With more and more content crammed into reports every year, how are companies supposed to tell their story and meet their reporting obligations?
They have to rethink their annual reports.
A new approach to Impact Healthcare’s reporting
Despite the value of having a compelling story, most companies stick to the tried and trusted when it comes to their annual report structure. One client that was determined to do it differently was Impact Healthcare REIT (since renamed Care REIT), which owns a portfolio of care homes across the UK.
The client’s idea was to structure the report around its strategic priorities, which all flowed directly from its purpose statement:
Our job was to turn this idea into reality.
Having set the scene with the purpose statement and strategic priorities, we:
• evidenced the opportunity, showing the demographic trends that are driving demand for care beds as the population ages, and the chronic lack of new supply; and
• showed how the company was addressing that opportunity (and delivering the risk-adjusted returns promised by its purpose) through its business model.
We then wrote five core sections for the strategic report, each focused on one strategic priority. In each section, we set out:
• the strategic choices the company had made;
• what the company had achieved to date (for example, the current shape of its portfolio);
• the actions the company took during the year;
• the KPIs the board used to measure its progress;
• how the company engaged with the stakeholders who were most relevant to that strategic objective;
• the board’s key decisions in the year relating to that objective; and
• case studies to bring the company’s progress to life.

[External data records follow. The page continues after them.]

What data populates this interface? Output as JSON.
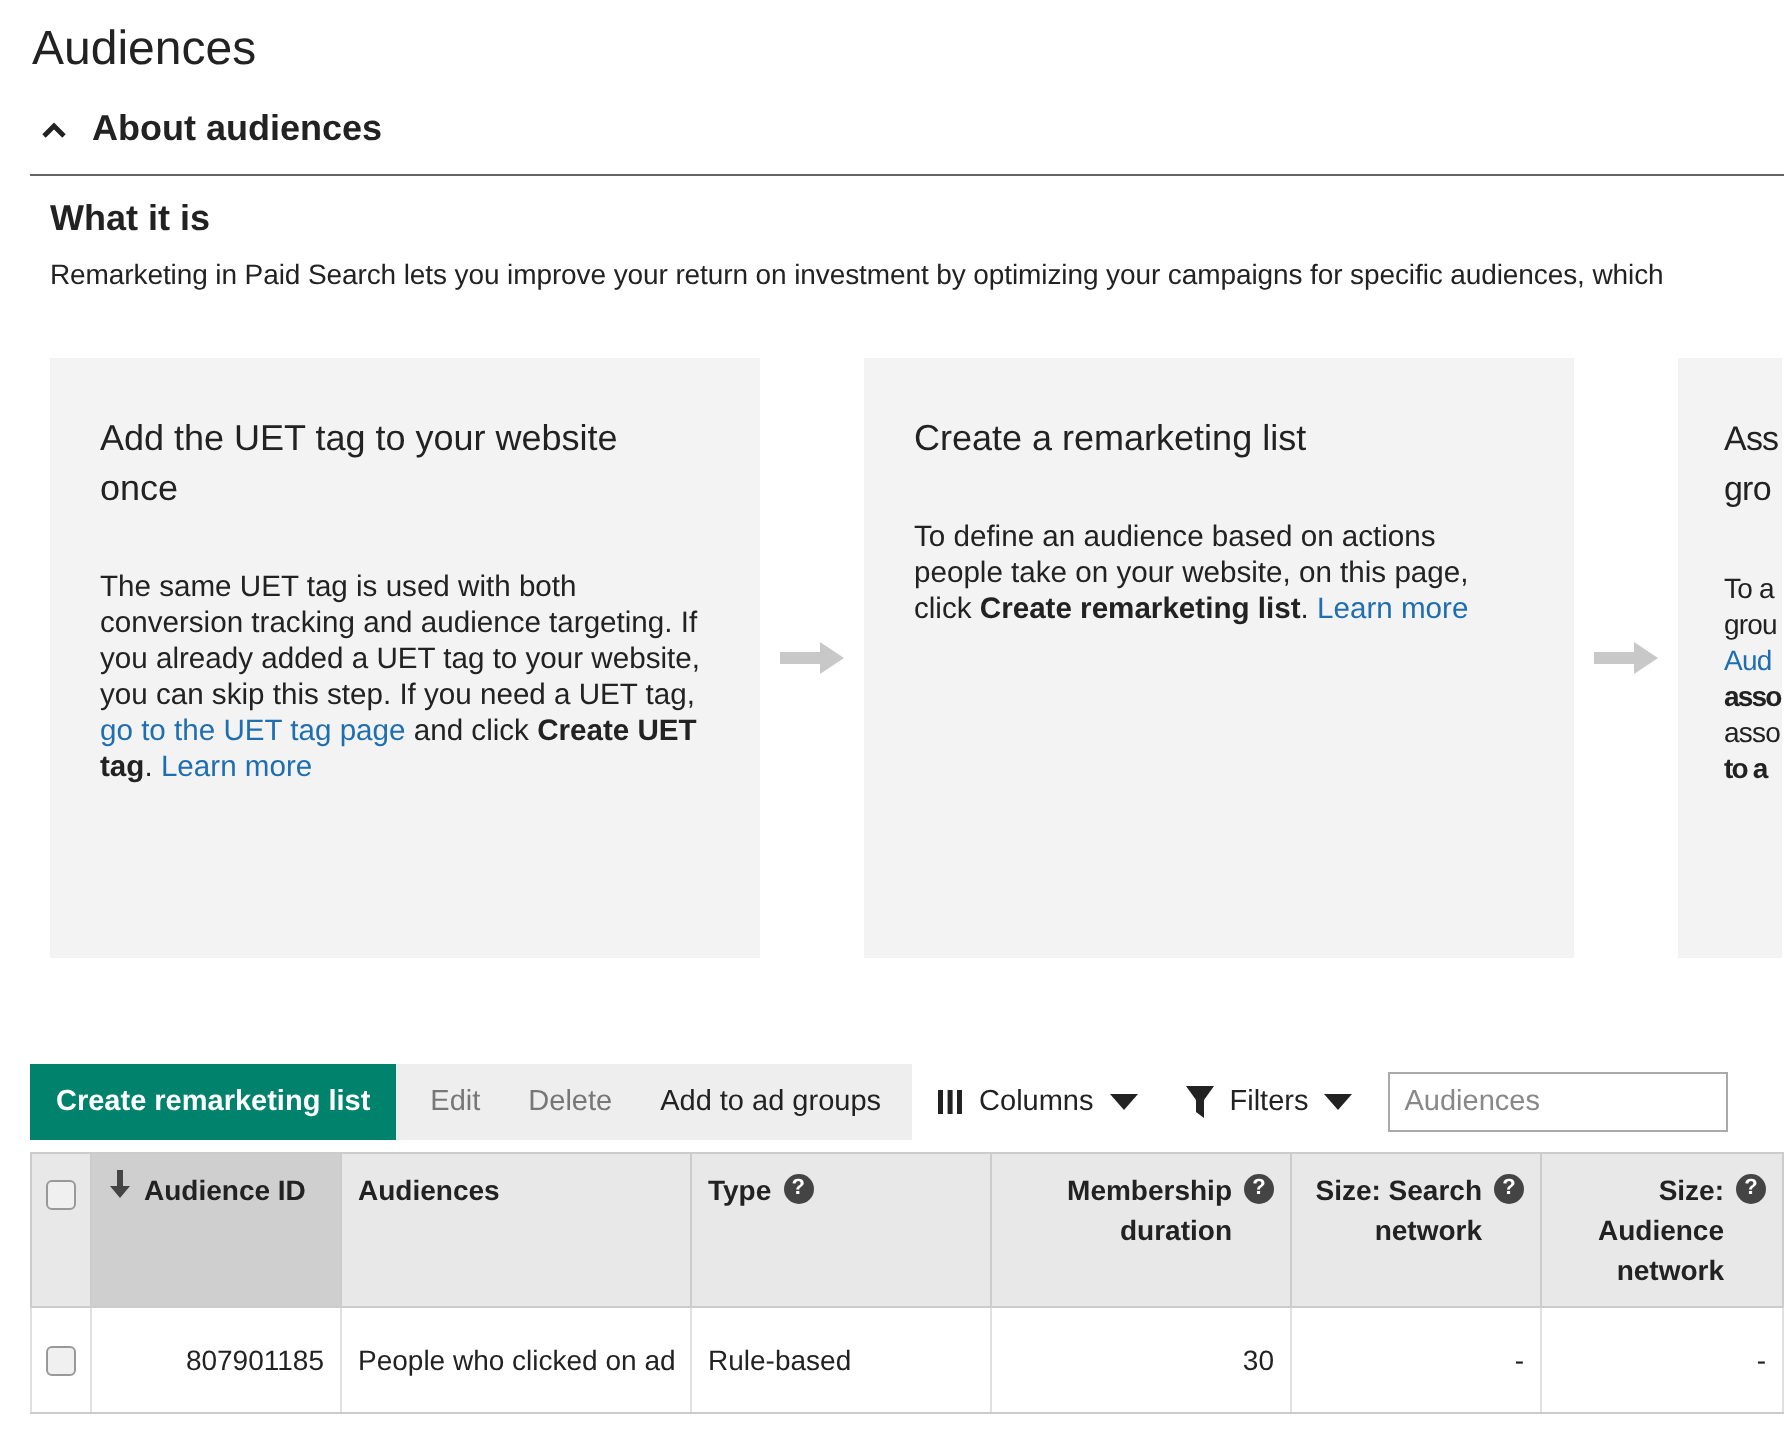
{
  "page_title": "Audiences",
  "section": {
    "title": "About audiences",
    "expanded": true
  },
  "what_it_is": {
    "heading": "What it is",
    "text": "Remarketing in Paid Search lets you improve your return on investment by optimizing your campaigns for specific audiences, which"
  },
  "steps": [
    {
      "title": "Add the UET tag to your website once",
      "body": [
        {
          "text": "The same UET tag is used with both conversion tracking and audience targeting. If you already added a UET tag to your website, you can skip this step. If you need a UET tag,",
          "kind": "text"
        },
        {
          "text": "go to the UET tag page",
          "kind": "link"
        },
        {
          "text": "and click **Create UET tag**.",
          "kind": "text"
        },
        {
          "text": "Learn more",
          "kind": "link"
        }
      ]
    },
    {
      "title": "Create a remarketing list",
      "body": [
        {
          "text": "To define an audience based on actions people take on your website, on this page, click **Create remarketing list**.",
          "kind": "text"
        },
        {
          "text": "Learn more",
          "kind": "link"
        }
      ]
    },
    {
      "title_lines": [
        "Ass",
        "gro"
      ],
      "body_lines": [
        {
          "text": "To a",
          "kind": "plain"
        },
        {
          "text": "grou",
          "kind": "plain"
        },
        {
          "text": "Aud",
          "kind": "link"
        },
        {
          "text": "asso",
          "kind": "bold"
        },
        {
          "text": "asso",
          "kind": "plain"
        },
        {
          "text": "to a",
          "kind": "bold"
        }
      ]
    }
  ],
  "toolbar": {
    "primary": "Create remarketing list",
    "actions": [
      "Edit",
      "Delete",
      "Add to ad groups"
    ],
    "columns": "Columns",
    "filters": "Filters",
    "search": {
      "placeholder": "Audiences"
    }
  },
  "table": {
    "columns": [
      {
        "label": "Audience ID",
        "sorted": true
      },
      {
        "label": "Audiences",
        "sorted": false
      },
      {
        "label": "Type",
        "sorted": false,
        "help": "?"
      },
      {
        "label": "Membership duration",
        "sorted": false,
        "help": "?"
      },
      {
        "label": "Size: Search network",
        "sorted": false,
        "help": "?"
      },
      {
        "label": "Size: Audience network",
        "sorted": false,
        "help": "?"
      }
    ],
    "all_checked": false,
    "rows": [
      {
        "checked": false,
        "cells": [
          "807901185",
          "People who clicked on ad",
          "Rule-based",
          "30",
          "-",
          "-"
        ]
      }
    ]
  }
}
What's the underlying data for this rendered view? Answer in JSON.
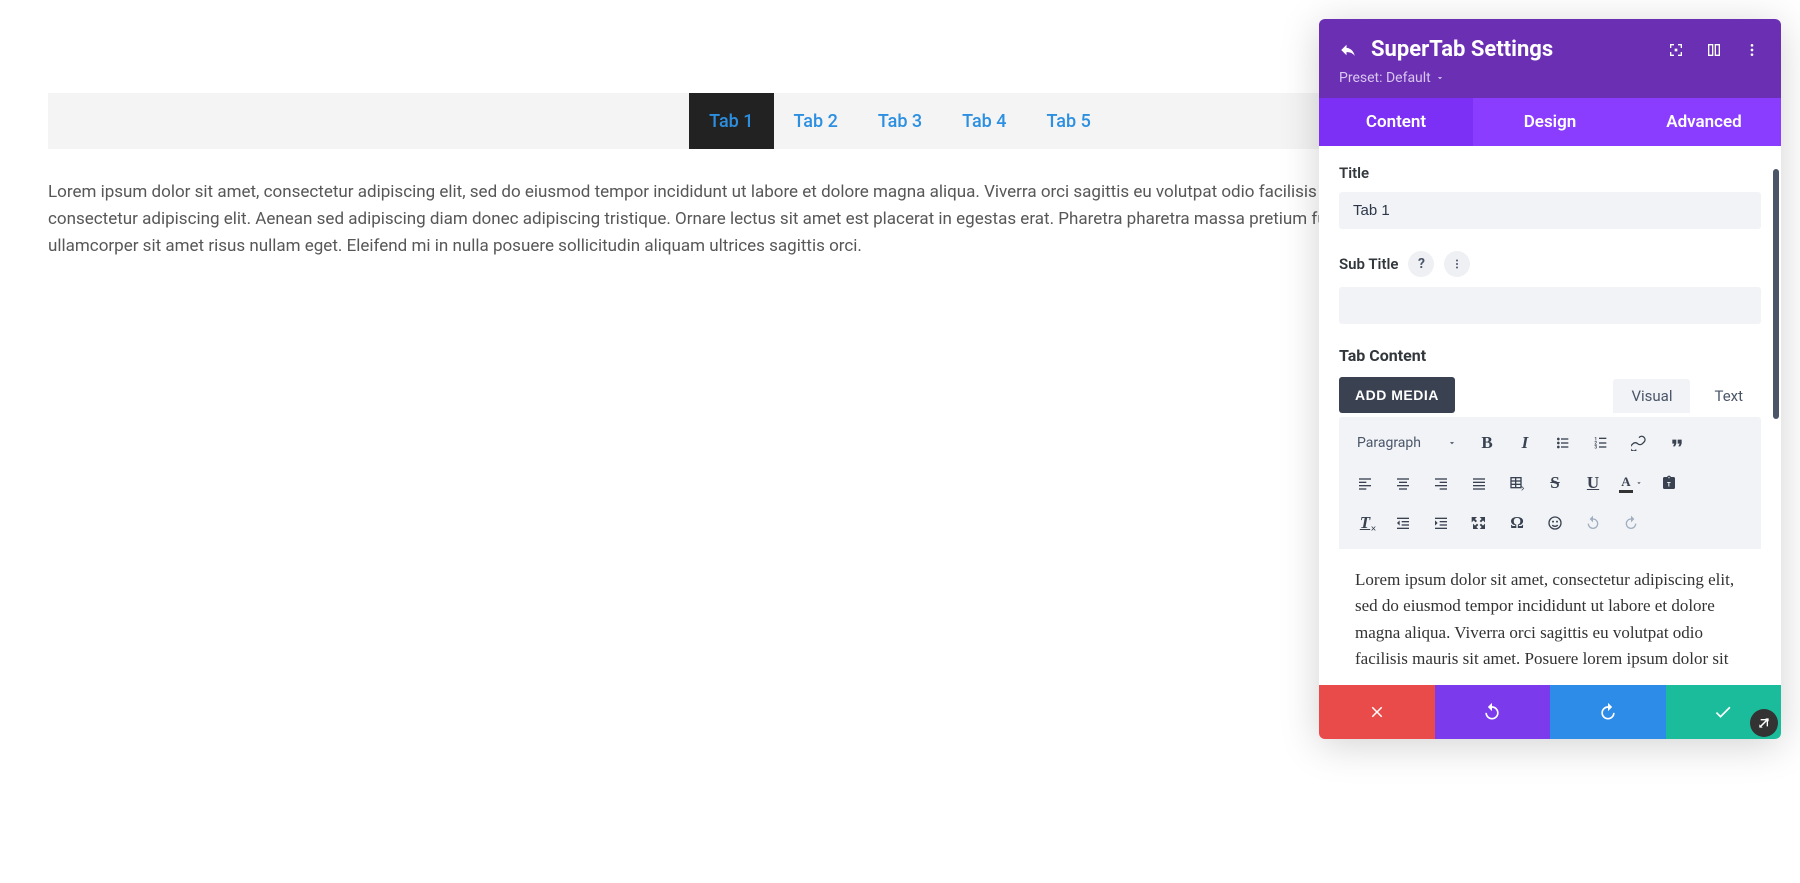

As well as making the report easier and more interesting to read, this structure demonstrated how the directors had performed their duties under s172, in a truly integrated way.
We then rounded out the strategic report with the principal risks and a briefer than usual financial review, given much of the detail had been covered in the strategic priority sections.
One of the client’s goals was to avoid repetition as much as possible, which included having no separate highlights section or a traditional Chair’s statement. To provide a high-level summary of the report, we created a ‘year in brief’ to go up front. This combined the charts and key messages that would usually go in the highlights with the broader overview of a Chair’s statement, in one easily digestible section.
An ‘action’ focused governance report
When it came to the governance reports, our remit was to focus on what investors want to know: what have the board and its committees actually done during the year? The Chair’s introduction to governance then became a ‘corporate governance review’, summarising the board’s key discussions with links back to the major decisions already discussed in the strategic report.
Anything that didn’t need to be said, we cut. For example, we decided not to explain the roles and responsibilities of each committee, since this should be clear from the content of their reports and their terms of reference were available on the website for those who wanted the detail.
Being mindful of disclosures without letting them get in the way
While the report had to be compliant, we didn’t want to do let large blocks of mandatory detail bring the narrative to a grinding halt. This meant the TCFD section went into an appendix at the back of the report, with a cross-reference from the sustainability section and its own listing in the table of contents. This allowed the company to say what it wanted to about its climate and energy efficiency goals in the strategic report, while still meeting its reporting obligations.
In corporate governance, the overview of the company’s risk and internal controls framework also went in the back of the report, along with the tables showing how the company had complied with the AIC Code. Any required disclosures we hadn’t directly picked up in the Chair’s introduction or the committee reports, we included in the directors’ report.
An industry recognised achievement
We were delighted that the report won ‘Best Report and Accounts – Alternative’ at the Association of Investment Companies’ Shareholder Communication Awards 2024, with the judges commenting that:
“The judges praised the report’s accessible approach and effective design. They found the report visually appealing and enjoyable to read.”